The monitor skipped again, and the nurse glanced at the door instead of at you. I held your hand. The monitor skipped again when she moved. The doctors said they couldn’t do anything until the heartbeat was gone. Your boys waited in the hall. Our control had failed. We had done what we could. Chance kept the rest.

“Nice to meet you,” I said. We shook hands.

“What do you do?” you asked.

“I’m an artist.”

You smiled. A smile a man falls for.

It was my fault. I had been dressed well. I had been drinking. You stood up for me when the man at the bar started trouble. He wiped his nose and looked away. You told him everyone could see it. You stood up too fast and smiled it away before anyone could notice. That was when I knew.

The monitor paused again. Longer this time. The nurse looked at me now, not the door. I heard your oldest son telling your middle son to be kind to the youngest. The youngest was playing. He didn’t know. Your father and I understood each other without speaking.

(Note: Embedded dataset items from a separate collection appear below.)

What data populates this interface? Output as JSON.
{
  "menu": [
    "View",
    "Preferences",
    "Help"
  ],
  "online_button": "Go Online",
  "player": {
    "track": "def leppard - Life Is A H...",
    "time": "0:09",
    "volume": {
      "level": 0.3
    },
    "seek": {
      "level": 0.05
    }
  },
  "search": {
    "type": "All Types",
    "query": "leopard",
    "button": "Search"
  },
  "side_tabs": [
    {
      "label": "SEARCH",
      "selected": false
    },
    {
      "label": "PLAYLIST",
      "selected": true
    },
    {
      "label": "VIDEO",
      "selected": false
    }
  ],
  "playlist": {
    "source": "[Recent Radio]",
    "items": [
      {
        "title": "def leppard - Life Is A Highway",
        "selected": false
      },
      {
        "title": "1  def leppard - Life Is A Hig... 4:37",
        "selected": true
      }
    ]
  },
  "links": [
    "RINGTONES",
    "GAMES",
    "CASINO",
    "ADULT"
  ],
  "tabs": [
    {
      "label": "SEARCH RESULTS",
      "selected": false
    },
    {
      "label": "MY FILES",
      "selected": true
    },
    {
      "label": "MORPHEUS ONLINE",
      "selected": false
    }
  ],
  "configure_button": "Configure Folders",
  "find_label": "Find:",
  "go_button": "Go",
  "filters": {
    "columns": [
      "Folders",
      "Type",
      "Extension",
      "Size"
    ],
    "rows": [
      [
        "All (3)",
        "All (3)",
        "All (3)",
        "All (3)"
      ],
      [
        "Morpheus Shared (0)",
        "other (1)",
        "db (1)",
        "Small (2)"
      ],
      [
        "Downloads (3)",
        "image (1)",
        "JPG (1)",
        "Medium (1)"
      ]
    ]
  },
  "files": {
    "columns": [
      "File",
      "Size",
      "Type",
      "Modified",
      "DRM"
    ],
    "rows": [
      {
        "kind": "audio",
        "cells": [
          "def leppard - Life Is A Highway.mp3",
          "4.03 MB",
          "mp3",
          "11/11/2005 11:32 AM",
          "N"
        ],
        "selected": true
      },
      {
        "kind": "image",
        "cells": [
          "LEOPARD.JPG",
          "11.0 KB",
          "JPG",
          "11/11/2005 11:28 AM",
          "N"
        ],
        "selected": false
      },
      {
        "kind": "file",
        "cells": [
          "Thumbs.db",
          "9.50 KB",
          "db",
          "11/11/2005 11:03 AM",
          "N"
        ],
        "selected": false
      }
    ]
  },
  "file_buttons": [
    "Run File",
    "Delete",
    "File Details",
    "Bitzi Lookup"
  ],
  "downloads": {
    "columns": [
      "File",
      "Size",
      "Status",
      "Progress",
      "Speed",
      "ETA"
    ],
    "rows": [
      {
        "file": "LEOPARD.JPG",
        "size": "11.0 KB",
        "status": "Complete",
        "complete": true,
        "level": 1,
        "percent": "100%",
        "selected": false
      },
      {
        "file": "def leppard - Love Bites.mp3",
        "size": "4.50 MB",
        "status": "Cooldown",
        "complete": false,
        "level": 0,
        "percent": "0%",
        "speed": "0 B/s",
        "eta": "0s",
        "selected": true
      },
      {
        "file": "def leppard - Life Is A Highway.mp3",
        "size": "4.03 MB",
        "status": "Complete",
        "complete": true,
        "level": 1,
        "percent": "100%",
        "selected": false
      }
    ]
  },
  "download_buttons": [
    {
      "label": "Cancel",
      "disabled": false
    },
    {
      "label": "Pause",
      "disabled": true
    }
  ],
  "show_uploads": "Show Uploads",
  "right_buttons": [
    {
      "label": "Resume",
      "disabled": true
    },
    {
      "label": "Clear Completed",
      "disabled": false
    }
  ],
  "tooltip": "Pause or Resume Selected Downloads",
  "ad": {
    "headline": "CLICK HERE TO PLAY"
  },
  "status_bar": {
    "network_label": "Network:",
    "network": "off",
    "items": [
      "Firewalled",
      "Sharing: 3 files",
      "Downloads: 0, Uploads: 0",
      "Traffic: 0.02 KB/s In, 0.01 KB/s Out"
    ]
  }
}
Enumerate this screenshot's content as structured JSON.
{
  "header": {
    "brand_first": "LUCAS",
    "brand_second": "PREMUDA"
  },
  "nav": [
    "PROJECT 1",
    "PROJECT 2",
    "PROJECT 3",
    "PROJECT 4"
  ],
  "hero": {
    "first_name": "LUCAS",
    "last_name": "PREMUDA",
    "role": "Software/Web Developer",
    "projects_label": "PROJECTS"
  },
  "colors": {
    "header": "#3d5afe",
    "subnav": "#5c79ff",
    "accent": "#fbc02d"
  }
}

I held your hand. It went limp in mine a few moments before the last beep. The doctor came back into the room.

“Time of death, two seventeen AM,” he said.

Your father set his hand on my shoulder. My head fell forward. We hadn’t known each other long. Now there was only your hand in mine. You told me you wanted something for the future. Your body only had room for today.

Her

The doctor tells me they can’t intervene while there is still a heartbeat. He tells me he’s sorry and leaves the room. I look at the man I met two months ago. His face has gone pale. I try to sit up, and my vision slips. My father is already moving towards me.

A nurse comes in and starts adjusting the monitor at my bedside. It skips. I hear her asking my father if there’s an advanced directive. I lie back, my heart stutters harder. No one tells us how long this lasts. I already know the answer.

I’m too weak to speak, so I use what strength I have to signal to my partner that I want comfort. I stretch my fingers out towards him. He clasps my hand in his. His are warm. Mine are cold. He doesn’t let go.

I hear my sons arguing outside the room. I try to turn my head toward the door, but my body doesn’t follow. I wanted to hold them once more.

“All we can do is make sure she’s comfortable,” the nurse says to my father.

I feel my partner’s grip tighten. I feel mine loosen.